Peppol is the system used by the Dutch government for e-invoicing. It is managed by the Dutch Peppol Authority (NPa). The NPa falls under the Ministry of the Interior and Kingdom Relations (BZK).

Do you do business with customers in countries outside the EU? If so, ask your customer if you may send an e-invoice and how this should be done.

Keeping track of your international records

Accounting software helps you keep track of your international accounts. You can store all your invoices in one place. It also gives you a quick overview of your international customers, suppliers and VAT categories.

You should therefore create separate general ledger accounts. This will give you a clearer picture of where your income and expenditure are coming from.

General ledger account

A general ledger account is a category in your accounts. It contains all the income and expenditure relating to a specific area. For example, your turnover. You use account numbers to organise your accounts.

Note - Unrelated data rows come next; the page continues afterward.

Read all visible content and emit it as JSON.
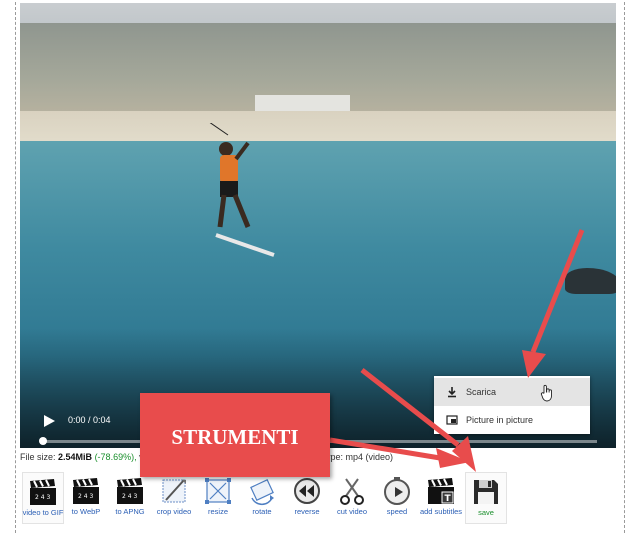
{
  "video": {
    "time": "0:00 / 0:04",
    "progress": 0.0
  },
  "context_menu": {
    "items": [
      {
        "label": "Scarica",
        "icon": "download-icon",
        "highlighted": true
      },
      {
        "label": "Picture in picture",
        "icon": "picture-in-picture-icon",
        "highlighted": false
      }
    ]
  },
  "file_info": {
    "size_label": "File size:",
    "size_value": "2.54MiB",
    "size_change": "(-78.69%),",
    "size_after": " v",
    "type_text": "ype: mp4 (video)"
  },
  "toolbar": {
    "tools": [
      {
        "label": "video to GIF",
        "icon": "clapperboard-icon"
      },
      {
        "label": "to WebP",
        "icon": "clapperboard-icon"
      },
      {
        "label": "to APNG",
        "icon": "clapperboard-icon"
      },
      {
        "label": "crop video",
        "icon": "crop-icon"
      },
      {
        "label": "resize",
        "icon": "resize-icon"
      },
      {
        "label": "rotate",
        "icon": "rotate-icon"
      },
      {
        "label": "reverse",
        "icon": "reverse-icon"
      },
      {
        "label": "cut video",
        "icon": "scissors-icon"
      },
      {
        "label": "speed",
        "icon": "speed-icon"
      },
      {
        "label": "add subtitles",
        "icon": "subtitles-icon"
      },
      {
        "label": "save",
        "icon": "save-icon"
      }
    ]
  },
  "annotation": {
    "callout_text": "STRUMENTI",
    "color": "#e84c4c"
  }
}
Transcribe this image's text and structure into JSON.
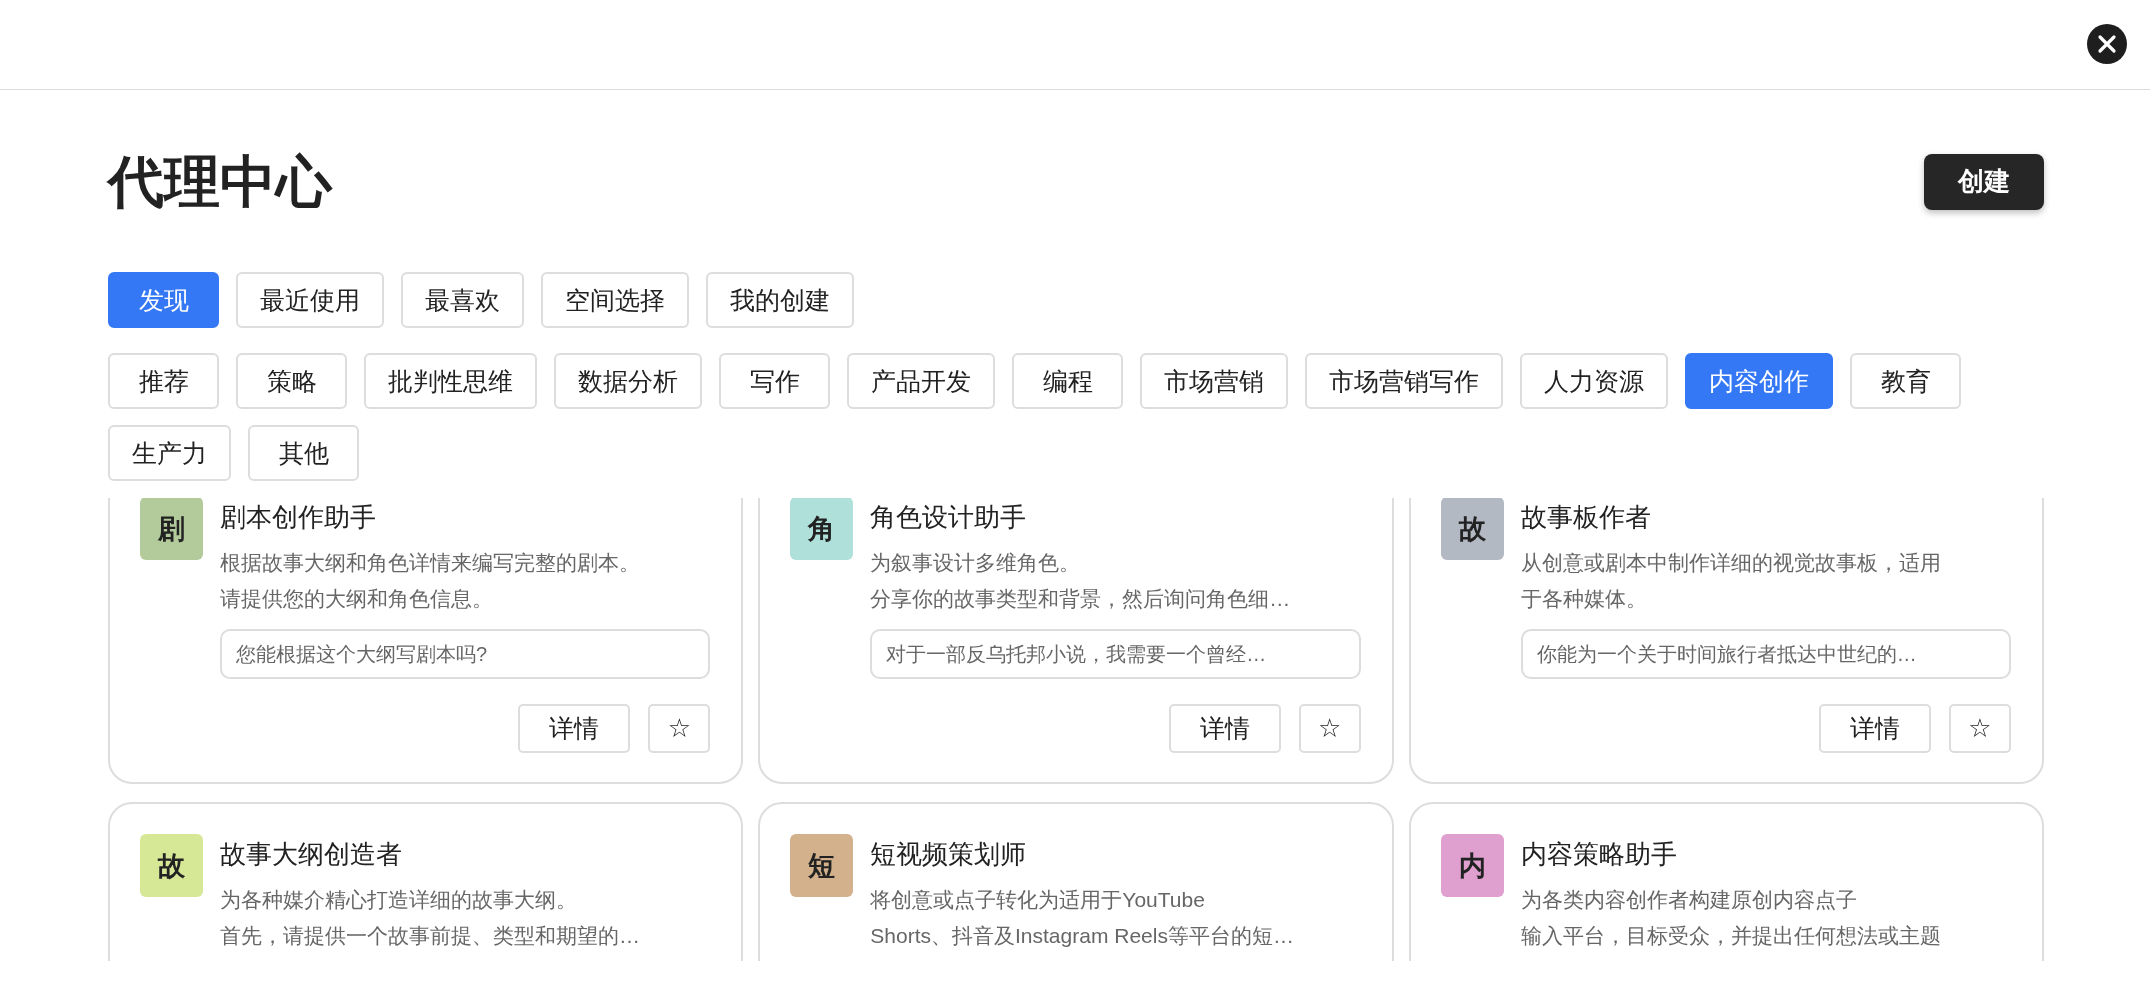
{
  "title": "代理中心",
  "create_button": "创建",
  "tabs": [
    {
      "label": "发现",
      "selected": true
    },
    {
      "label": "最近使用",
      "selected": false
    },
    {
      "label": "最喜欢",
      "selected": false
    },
    {
      "label": "空间选择",
      "selected": false
    },
    {
      "label": "我的创建",
      "selected": false
    }
  ],
  "categories": [
    {
      "label": "推荐",
      "selected": false
    },
    {
      "label": "策略",
      "selected": false
    },
    {
      "label": "批判性思维",
      "selected": false
    },
    {
      "label": "数据分析",
      "selected": false
    },
    {
      "label": "写作",
      "selected": false
    },
    {
      "label": "产品开发",
      "selected": false
    },
    {
      "label": "编程",
      "selected": false
    },
    {
      "label": "市场营销",
      "selected": false
    },
    {
      "label": "市场营销写作",
      "selected": false
    },
    {
      "label": "人力资源",
      "selected": false
    },
    {
      "label": "内容创作",
      "selected": true
    },
    {
      "label": "教育",
      "selected": false
    },
    {
      "label": "生产力",
      "selected": false
    },
    {
      "label": "其他",
      "selected": false
    }
  ],
  "cards": [
    {
      "avatar": "剧",
      "color": "#b3cb9b",
      "name": "剧本创作助手",
      "description": [
        "根据故事大纲和角色详情来编写完整的剧本。",
        "请提供您的大纲和角色信息。"
      ],
      "placeholder": "您能根据这个大纲写剧本吗?",
      "details_button": "详情",
      "star": "☆"
    },
    {
      "avatar": "角",
      "color": "#afe0da",
      "name": "角色设计助手",
      "description": [
        "为叙事设计多维角色。",
        "分享你的故事类型和背景，然后询问角色细…"
      ],
      "placeholder": "对于一部反乌托邦小说，我需要一个曾经…",
      "details_button": "详情",
      "star": "☆"
    },
    {
      "avatar": "故",
      "color": "#b3b9c3",
      "name": "故事板作者",
      "description": [
        "从创意或剧本中制作详细的视觉故事板，适用",
        "于各种媒体。"
      ],
      "placeholder": "你能为一个关于时间旅行者抵达中世纪的…",
      "details_button": "详情",
      "star": "☆"
    },
    {
      "avatar": "故",
      "color": "#d6e796",
      "name": "故事大纲创造者",
      "description": [
        "为各种媒介精心打造详细的故事大纲。",
        "首先，请提供一个故事前提、类型和期望的…"
      ]
    },
    {
      "avatar": "短",
      "color": "#d3b18c",
      "name": "短视频策划师",
      "description": [
        "将创意或点子转化为适用于YouTube",
        "Shorts、抖音及Instagram Reels等平台的短…"
      ]
    },
    {
      "avatar": "内",
      "color": "#df9fcf",
      "name": "内容策略助手",
      "description": [
        "为各类内容创作者构建原创内容点子",
        "输入平台，目标受众，并提出任何想法或主题"
      ]
    }
  ]
}
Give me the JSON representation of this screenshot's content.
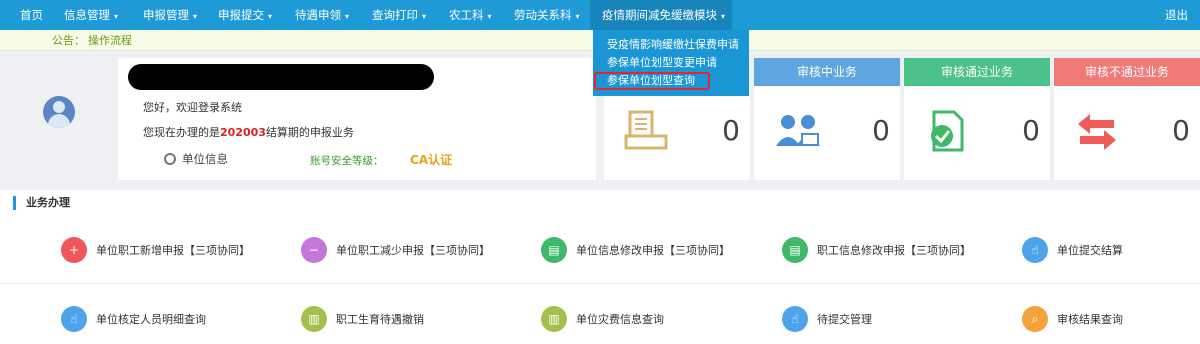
{
  "nav": {
    "items": [
      {
        "label": "首页",
        "caret": ""
      },
      {
        "label": "信息管理",
        "caret": "▾"
      },
      {
        "label": "申报管理",
        "caret": "▾"
      },
      {
        "label": "申报提交",
        "caret": "▾"
      },
      {
        "label": "待遇申领",
        "caret": "▾"
      },
      {
        "label": "查询打印",
        "caret": "▾"
      },
      {
        "label": "农工科",
        "caret": "▾"
      },
      {
        "label": "劳动关系科",
        "caret": "▾"
      },
      {
        "label": "疫情期间减免缓缴模块",
        "caret": "▾"
      }
    ],
    "logout": "退出"
  },
  "dropdown": {
    "items": [
      "受疫情影响缓缴社保费申请",
      "参保单位划型变更申请",
      "参保单位划型查询"
    ]
  },
  "notice": {
    "label": "公告：",
    "link": "操作流程"
  },
  "profile": {
    "welcome": "您好，欢迎登录系统",
    "period_prefix": "您现在办理的是",
    "period_value": "202003",
    "period_suffix": "结算期的申报业务",
    "unit_info": "单位信息",
    "security_label": "账号安全等级：",
    "security_value": "CA认证"
  },
  "stats": [
    {
      "title": "",
      "count": "0",
      "color": "#ffffff",
      "icon": "document-printer-icon"
    },
    {
      "title": "审核中业务",
      "count": "0",
      "color": "#5fa6e0",
      "icon": "users-reviewing-icon"
    },
    {
      "title": "审核通过业务",
      "count": "0",
      "color": "#4cc28a",
      "icon": "approved-check-icon"
    },
    {
      "title": "审核不通过业务",
      "count": "0",
      "color": "#f07a78",
      "icon": "transfer-arrows-icon"
    }
  ],
  "business": {
    "title": "业务办理",
    "row1": [
      {
        "label": "单位职工新增申报【三项协同】",
        "icon": "add-user-icon",
        "color": "#f0575a",
        "glyph": "+"
      },
      {
        "label": "单位职工减少申报【三项协同】",
        "icon": "remove-user-icon",
        "color": "#c377d8",
        "glyph": "−"
      },
      {
        "label": "单位信息修改申报【三项协同】",
        "icon": "unit-card-icon",
        "color": "#3fb86a",
        "glyph": "▤"
      },
      {
        "label": "职工信息修改申报【三项协同】",
        "icon": "staff-card-icon",
        "color": "#3fb86a",
        "glyph": "▤"
      },
      {
        "label": "单位提交结算",
        "icon": "submit-settle-icon",
        "color": "#4ea3ea",
        "glyph": "☝"
      }
    ],
    "row2": [
      {
        "label": "单位核定人员明细查询",
        "icon": "staff-detail-icon",
        "color": "#4ea3ea",
        "glyph": "☝"
      },
      {
        "label": "职工生育待遇撤销",
        "icon": "maternity-cancel-icon",
        "color": "#a3c14a",
        "glyph": "▥"
      },
      {
        "label": "单位灾费信息查询",
        "icon": "unit-fee-icon",
        "color": "#a3c14a",
        "glyph": "▥"
      },
      {
        "label": "待提交管理",
        "icon": "pending-submit-icon",
        "color": "#4ea3ea",
        "glyph": "☝"
      },
      {
        "label": "审核结果查询",
        "icon": "search-result-icon",
        "color": "#f5a23c",
        "glyph": "⌕"
      }
    ]
  }
}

This helps you keep track of things. You can quickly see what business you’re conducting in the Netherlands, the EU or elsewhere. The tax authorities want to be able to see this clearly during an audit.

Example

€‎8,000 Turnover domestic
€‎8,100 Turnover inside the EU
€‎8,200 Turnover outside the EU

Your accountant or software supplier can help you partition your ledger accounts.

Diligence and good faith

If you are audited by the Tax Administration, it is important you can show diligence and good faith. This means, for example, that you:

  • Check details of new foreign customers and suppliers.
  • Check VAT IDs in VIES on time. 
  • Can show you keep up-to-date details in your records and do not collect them afterwards. 

Did your foreign customer fail to supply a VAT ID? Then invoice them with Dutch VAT. This will help prevent possible problems in the event of an audit.